如春:一昨日の夜、就寝前に考えた。なぜ「苦海に涯なし、振り返れば岸」なのか。考えながら書き留めたが、その過程はかなり長かった。最終的な結論はこうだ:世間法には真の楽しみは存在せず、結局は全て苦である。様々な苦が集まって苦海を形成する。これを苦集ともいう。世間法は全て変化無常であり、真実の法ではない。もしその虚妄を見破ることができず、貪り執着してこれに溺れるならば、これが苦海に涯なしの状態である。逆に、仮のものを借りて真を修め、心を道に向け直し、本源へ回帰することを、振り返って岸に至ると称するのである。
この思考と執筆の過程では、大部分が意識によって主導されていたが、意根も関与しているのを感じ取れた。なぜなら書いている間は非常に流暢で集中力も高く、霊感も湧き、心身共に愉悦を覚え、疲労を感じなかったからである。書き終えた時に時間を見ると既に午前2時になっており、時間の経過が非常に早かった。書き終えて寝床についたが、まだわずかに心の念が引っ掛かっているような感覚があり、睡眠は浅くなった。
講評:もし過程が非常に専一であれば、それは意根が主導している。もし散乱心で行ったのであれば、それは意識が主導している。専一で集中しているため、霊感が絶えず生まれ、心身愉悦を覚え、疲労を感じない。どの識(心作用)が工夫・思惟に用いられ、どの識が主導しているのかを区別できれば、自らが置かれている境地と修行の段階を判断することができる。
如春:今朝、静坐している時、頭の中に突然一句が浮かんだ。「元々苦海に岸なし、何ぞ振り返って岸を求めん」。おそらくこれは、意根が昨夜引き続き工夫を重ねた結果であろう。このように理解しても良いだろうか:前に意識が思惟したのは有為法であり、眠りに落ちた後、意根の思惟はその基礎の上に無為法の角度からの考察を加えた。これは、意根が心静かで遮るもの(障礙)が軽減された状況下では、意識よりも智慧があることを示していると言えるか? このような思惟は修行に役立つだろうか? 最近、静坐時の状態が不安定だと感じる。状態が良い時は全身が漂うように虚空中にいるようであり、状態が悪い時は両脚が硬直して痛み、力が入らない。いくつか調整は行ったが、まだ問題の核心を見出せていない。

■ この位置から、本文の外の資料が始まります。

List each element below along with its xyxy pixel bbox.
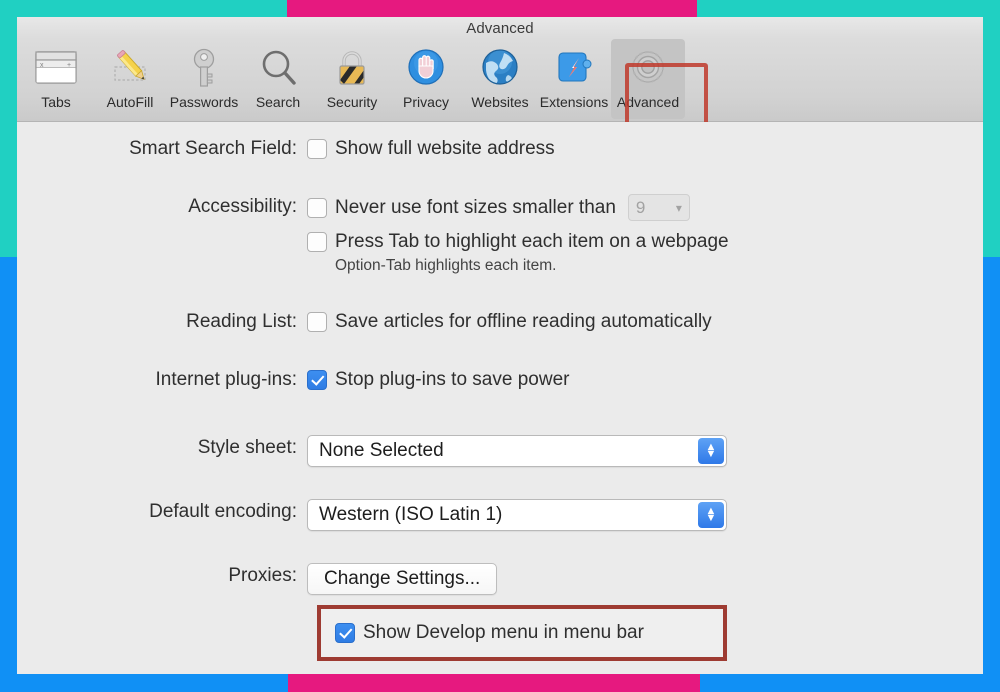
screenshot-frame: Advanced x + Tabs AutoFill Passwords Sea… (0, 0, 1000, 692)
accessibility-font-size-row: Never use font sizes smaller than 9 ▾ (307, 194, 983, 221)
checkbox-press-tab-to-highlight[interactable] (307, 232, 327, 252)
select-minimum-font-size[interactable]: 9 ▾ (627, 194, 690, 221)
accessibility-tab-highlight-row: Press Tab to highlight each item on a we… (307, 229, 983, 255)
preferences-toolbar: x + Tabs AutoFill Passwords Search Secur… (17, 39, 983, 152)
select-default-encoding-value: Western (ISO Latin 1) (319, 504, 503, 525)
advanced-preferences-pane: Smart Search Field: Show full website ad… (17, 122, 983, 674)
toolbar-item-autofill[interactable]: AutoFill (93, 39, 167, 119)
select-minimum-font-size-value: 9 (635, 197, 646, 217)
row-internet-plugins: Internet plug-ins: Stop plug-ins to save… (17, 367, 983, 393)
label-default-encoding: Default encoding: (149, 501, 297, 522)
frame-edge-left-blue (0, 257, 17, 692)
label-show-full-website-address: Show full website address (335, 138, 555, 159)
frame-edge-bottom-blue-left (0, 674, 288, 692)
frame-edge-right-teal (983, 0, 1000, 257)
passwords-icon (180, 44, 228, 92)
select-style-sheet[interactable]: None Selected ▲ ▼ (307, 435, 727, 467)
toolbar-item-websites[interactable]: Websites (463, 39, 537, 119)
stepper-arrows-icon[interactable]: ▲ ▼ (698, 438, 724, 464)
frame-edge-top-teal-left (0, 0, 287, 17)
toolbar-label-autofill: AutoFill (106, 94, 154, 110)
window-title: Advanced (466, 19, 534, 37)
checkbox-save-articles-offline[interactable] (307, 312, 327, 332)
checkbox-stop-plugins-to-save-power[interactable] (307, 370, 327, 390)
select-default-encoding[interactable]: Western (ISO Latin 1) ▲ ▼ (307, 499, 727, 531)
select-style-sheet-value: None Selected (319, 440, 444, 461)
svg-text:+: + (67, 62, 71, 69)
label-save-articles-offline: Save articles for offline reading automa… (335, 311, 712, 332)
label-proxies: Proxies: (228, 565, 297, 586)
frame-edge-left-teal (0, 0, 17, 257)
hint-option-tab: Option-Tab highlights each item. (335, 257, 557, 274)
label-show-develop-menu: Show Develop menu in menu bar (363, 622, 644, 643)
websites-icon (476, 44, 524, 92)
search-icon (254, 44, 302, 92)
toolbar-label-privacy: Privacy (403, 94, 449, 110)
toolbar-item-passwords[interactable]: Passwords (167, 39, 241, 119)
row-smart-search-field: Smart Search Field: Show full website ad… (17, 136, 983, 162)
checkbox-show-full-website-address[interactable] (307, 139, 327, 159)
label-smart-search-field: Smart Search Field: (129, 138, 297, 159)
label-stop-plugins-to-save-power: Stop plug-ins to save power (335, 369, 570, 390)
row-accessibility: Accessibility: Never use font sizes smal… (17, 194, 983, 277)
privacy-icon (402, 44, 450, 92)
svg-text:x: x (40, 62, 44, 69)
develop-menu-highlight-annotation: Show Develop menu in menu bar (317, 605, 727, 661)
security-icon (328, 44, 376, 92)
label-internet-plugins: Internet plug-ins: (155, 369, 297, 390)
chevron-down-icon: ▾ (675, 200, 682, 215)
row-reading-list: Reading List: Save articles for offline … (17, 309, 983, 335)
toolbar-label-advanced: Advanced (616, 94, 680, 110)
toolbar-item-search[interactable]: Search (241, 39, 315, 119)
toolbar-item-advanced[interactable]: Advanced (611, 39, 685, 119)
preferences-window: Advanced x + Tabs AutoFill Passwords Sea… (17, 17, 983, 674)
tabs-icon: x + (32, 44, 80, 92)
row-show-develop-menu: Show Develop menu in menu bar (335, 620, 723, 646)
row-default-encoding: Default encoding: Western (ISO Latin 1) … (17, 499, 983, 531)
toolbar-label-passwords: Passwords (169, 94, 239, 110)
row-proxies: Proxies: Change Settings... (17, 563, 983, 595)
frame-edge-bottom-pink (288, 674, 700, 692)
autofill-icon (106, 44, 154, 92)
frame-edge-bottom-blue-right (700, 674, 1000, 692)
label-press-tab-to-highlight: Press Tab to highlight each item on a we… (335, 231, 729, 252)
label-accessibility: Accessibility: (188, 196, 297, 217)
label-reading-list: Reading List: (186, 311, 297, 332)
checkbox-never-use-font-sizes-smaller-than[interactable] (307, 197, 327, 218)
toolbar-label-tabs: Tabs (41, 94, 71, 110)
toolbar-item-privacy[interactable]: Privacy (389, 39, 463, 119)
toolbar-item-security[interactable]: Security (315, 39, 389, 119)
window-titlebar: Advanced (17, 17, 983, 39)
extensions-icon (550, 44, 598, 92)
label-never-use-font-sizes-smaller-than: Never use font sizes smaller than (335, 196, 616, 218)
stepper-arrows-icon[interactable]: ▲ ▼ (698, 502, 724, 528)
change-settings-button[interactable]: Change Settings... (307, 563, 498, 595)
frame-edge-top-pink (287, 0, 697, 17)
row-style-sheet: Style sheet: None Selected ▲ ▼ (17, 435, 983, 467)
toolbar-label-websites: Websites (471, 94, 529, 110)
label-style-sheet: Style sheet: (197, 437, 297, 458)
advanced-gear-icon (624, 44, 672, 92)
toolbar-label-security: Security (326, 94, 378, 110)
toolbar-item-extensions[interactable]: Extensions (537, 39, 611, 119)
toolbar-label-extensions: Extensions (539, 94, 609, 110)
frame-edge-top-teal-right (697, 0, 1000, 17)
toolbar-item-tabs[interactable]: x + Tabs (19, 39, 93, 119)
checkbox-show-develop-menu[interactable] (335, 623, 355, 643)
frame-edge-right-blue (983, 257, 1000, 692)
toolbar-label-search: Search (255, 94, 301, 110)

講評:先ほども述べたが、あなたは自身の意根と意識の状態を区別できておらず、誰が問題を思考しているのか分からず、誤って意識の思惟が主導していると思い込んでいる。おそらくそれは意根の思量が主導し、意識が補助している状態であろう。就寝前に意根と意識が世間の有為法の苦について思考し、眠りに落ちた後、意根が単独で大乗法の空を思量したのである。

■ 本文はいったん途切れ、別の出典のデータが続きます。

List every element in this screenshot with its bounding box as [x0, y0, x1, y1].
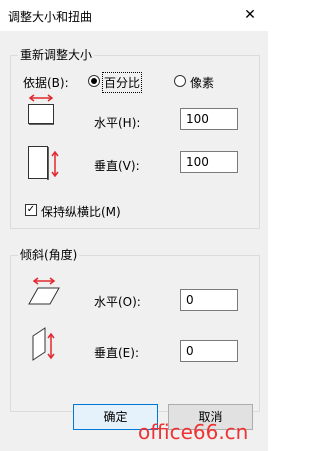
resize-vertical-input[interactable]: 100: [180, 151, 238, 173]
resize-vertical-icon: [28, 146, 59, 180]
watermark: office66.cn: [138, 420, 249, 444]
by-label: 依据(B):: [23, 76, 69, 90]
resize-horizontal-input[interactable]: 100: [180, 108, 238, 130]
resize-group-legend: 重新调整大小: [18, 46, 95, 63]
percent-radio-dot: [91, 78, 97, 84]
skew-vertical-icon: [32, 327, 55, 361]
dialog-body: 重新调整大小 依据(B): 百分比 像素 水平(H): 100 垂直(V): 1…: [0, 31, 268, 451]
resize-horizontal-icon: [28, 94, 54, 125]
percent-radio[interactable]: [88, 75, 100, 87]
keep-ratio-checkbox[interactable]: ✓: [25, 204, 37, 216]
close-button[interactable]: ✕: [238, 3, 262, 27]
skew-vertical-input[interactable]: 0: [180, 340, 238, 362]
resize-vertical-label: 垂直(V):: [94, 159, 140, 173]
keep-ratio-label[interactable]: 保持纵横比(M): [41, 203, 121, 220]
skew-vertical-label: 垂直(E):: [94, 346, 139, 360]
title-bar: 调整大小和扭曲 ✕: [0, 0, 268, 31]
skew-horizontal-icon: [28, 277, 60, 305]
pixels-radio[interactable]: [174, 75, 186, 87]
window-title: 调整大小和扭曲: [8, 10, 93, 24]
resize-horizontal-label: 水平(H):: [94, 116, 141, 130]
skew-horizontal-input[interactable]: 0: [180, 289, 238, 311]
skew-horizontal-label: 水平(O):: [94, 295, 141, 309]
pixels-label[interactable]: 像素: [190, 74, 214, 91]
skew-group-legend: 倾斜(角度): [18, 246, 80, 263]
percent-label[interactable]: 百分比: [101, 72, 143, 93]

あなたが言う状態の良し悪しとは、身体の気脈と禅定の問題を指している。もし気脈が順調であれば、身体は軽やかに大きく感じられる。気脈の運行が詰まりのある場所で滞ると、身体は硬直する。気脈が全身を運行する際、通じれば暢やかであり、詰まれば痛む。しかし何と言っても気脈が動いているということは、積極的で上昇的な信号である。

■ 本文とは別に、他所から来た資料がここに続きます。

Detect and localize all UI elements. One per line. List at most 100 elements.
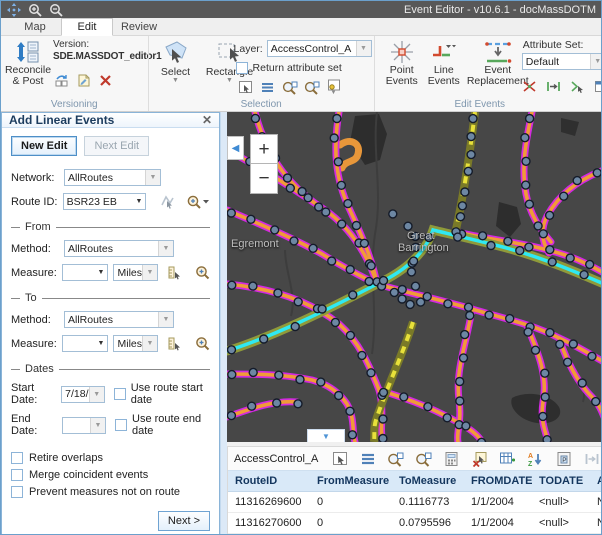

なぜ気脈が通暢な時、身体が軽やかに大きく感じられるのか? これは身体のエネルギーが気化する問題であり、四大(地水火風)が変化する現象である。元々身体の中に凝集していた重いエネルギーが、禅定を修めることによって軽やかな気に変わり、上方へ漂うため、身体が大きく軽やかに感じられるのである。エネルギーがさらに気化すれば、身体はより一層軽やかに、より高く大きく感じられ、あたかも天人のようになる。そうなれば、その禅定は天人の禅定とほぼ同様のものとなる。